Section 2, chapter 177, supra, has been a part of our statutory law since territorial days, but in 1903 the General Assembly enacted special legislation concerning attesting witnesses to wills (’35 C. S. A., vol. 4, p. 1627, c. 176, §55, S. L. ’03, p. 478, §29), which provides that such witnesses must appear and “testify of and concerning the execution, and validity of the same, ’ ’ and for failure to do so, the. witness subjects himself to fine and imprisonment.

We are not overlooking the case of Smith v. Goodell, 258 Ill. 145, 101 N. E. 255, cited by plaintiff in error, which holds that a partner of the executors is not a competent attesting witness to a will where the partnership articles provide that he shall share in fees earned by the other partners while acting as executors. Without commenting on the obvious difference in facts in that case and this, suffice it to say that section 3, of the Illinois Act (Smith-Hurd, Ann. St., Wills, c. 148, §3), which corresponds to section 55, chapter 176, ’35 C. S. A., supra, was not presented or considered. Had it been, the Illinois court undoubtedly would have reached a different conclusion, because the 1936 Illinois annotations under said section disclose not a single case where an attesting witness was declared incompetent under its provisions.

What ultimately may happen to the prospective bonus of Rommel and Clayson, if any such should be contemplated, is a matter with which we are not concerned in this proceeding.

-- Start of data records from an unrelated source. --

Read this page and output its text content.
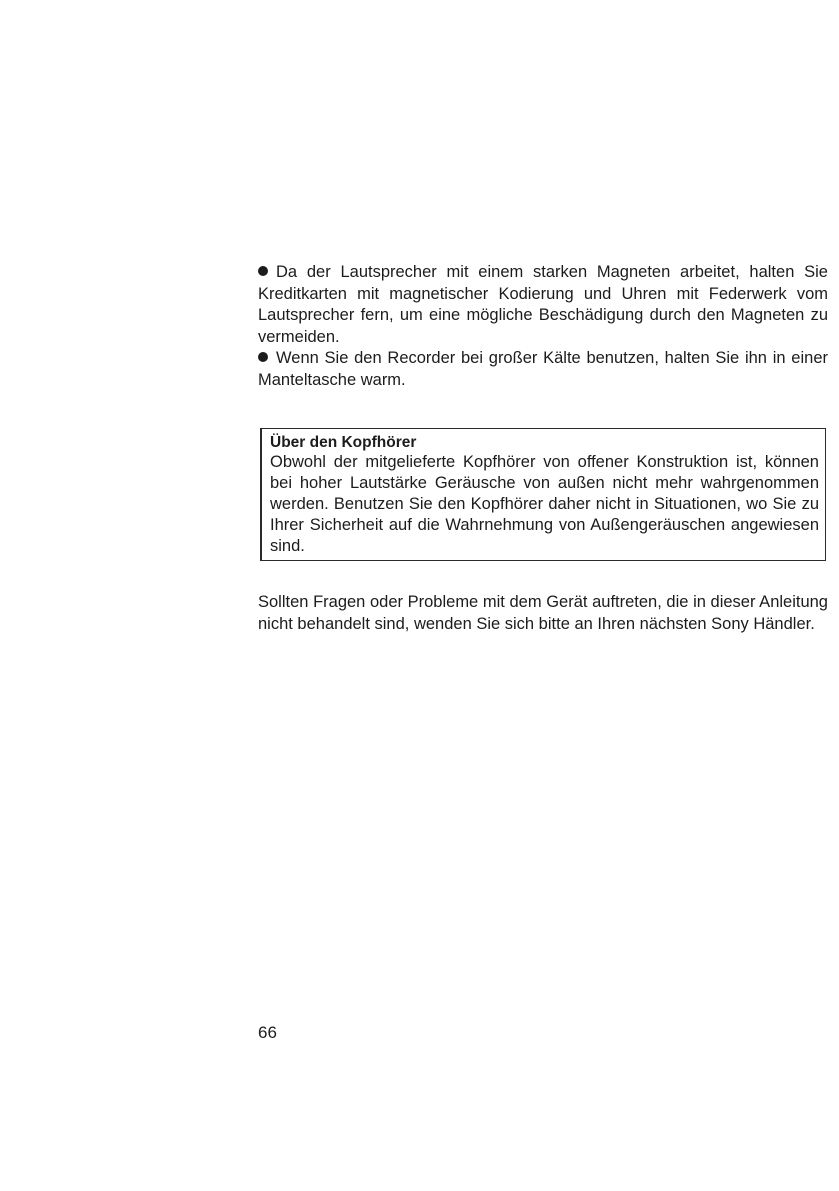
Da der Lautsprecher mit einem starken Magneten arbeitet, halten Sie Kreditkarten mit magnetischer Kodierung und Uhren mit Federwerk vom Lautsprecher fern, um eine mögliche Beschädigung durch den Magneten zu vermeiden.

Wenn Sie den Recorder bei großer Kälte benutzen, halten Sie ihn in einer Manteltasche warm.

Über den Kopfhörer

Obwohl der mitgelieferte Kopfhörer von offener Konstruktion ist, können bei hoher Lautstärke Geräusche von außen nicht mehr wahrgenommen werden. Benutzen Sie den Kopfhörer daher nicht in Situationen, wo Sie zu Ihrer Sicherheit auf die Wahrnehmung von Außengeräuschen angewiesen sind.

Sollten Fragen oder Probleme mit dem Gerät auftreten, die in dieser Anleitung nicht behandelt sind, wenden Sie sich bitte an Ihren nächsten Sony Händler.

66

4. Error is assigned to alleged improper remarks of the trial court. Some examples of the language criticized are as follows: In the course of the trial and in connection with the evidence, the court remarked, “I am going to let it go in for what it is worth.” “I think we are getting just a little off the reservation.” “But why go into these highways and byways. ’ ’ Some cases have held that similar language constitutes error, but we do not so hold here. The efforts of counsel for contestant on behalf of his client are commendable and praiseworthy, but from our reading and study of the lengthy record before us, we must say that the trial court was justified in using expressive language at times, because, notwithstanding the repeated admonitions to counsel to confine himself within reasonable limits in his examination of witnesses, he persisted in asking questions which could have no possible bearing on the issue, which issue, as contestant’s counsel himself stated it, was “whether or not the paper writing propounded and purporting to be the last will and testament of the decedent was his or her last will and testament.” We believe that most, if not all, of the above and similar remarks of the judge would not have been made had counsel not been so insistent in trying to get before the jury a great deal of incompetent and extraneous matter.

5. Finally, as to instructions to the jury. They covered twelve typewritten pages and gave to the jury considerable latitude in considering any testimony which had a bearing on the issue presented. We have carefully read and considered the instructions given, as well as those tendered by contestant and refused. Any distinction is largely one of interpretation. No instruction tendered was improperly refused. Those given were complete and comprehensive. We find no prejudicial error in the matter of the instructions.

Judgment affirmed.

Mr. Chiee Justice Burke, Mr. Justice Knous and Mr. Justice Holland concur.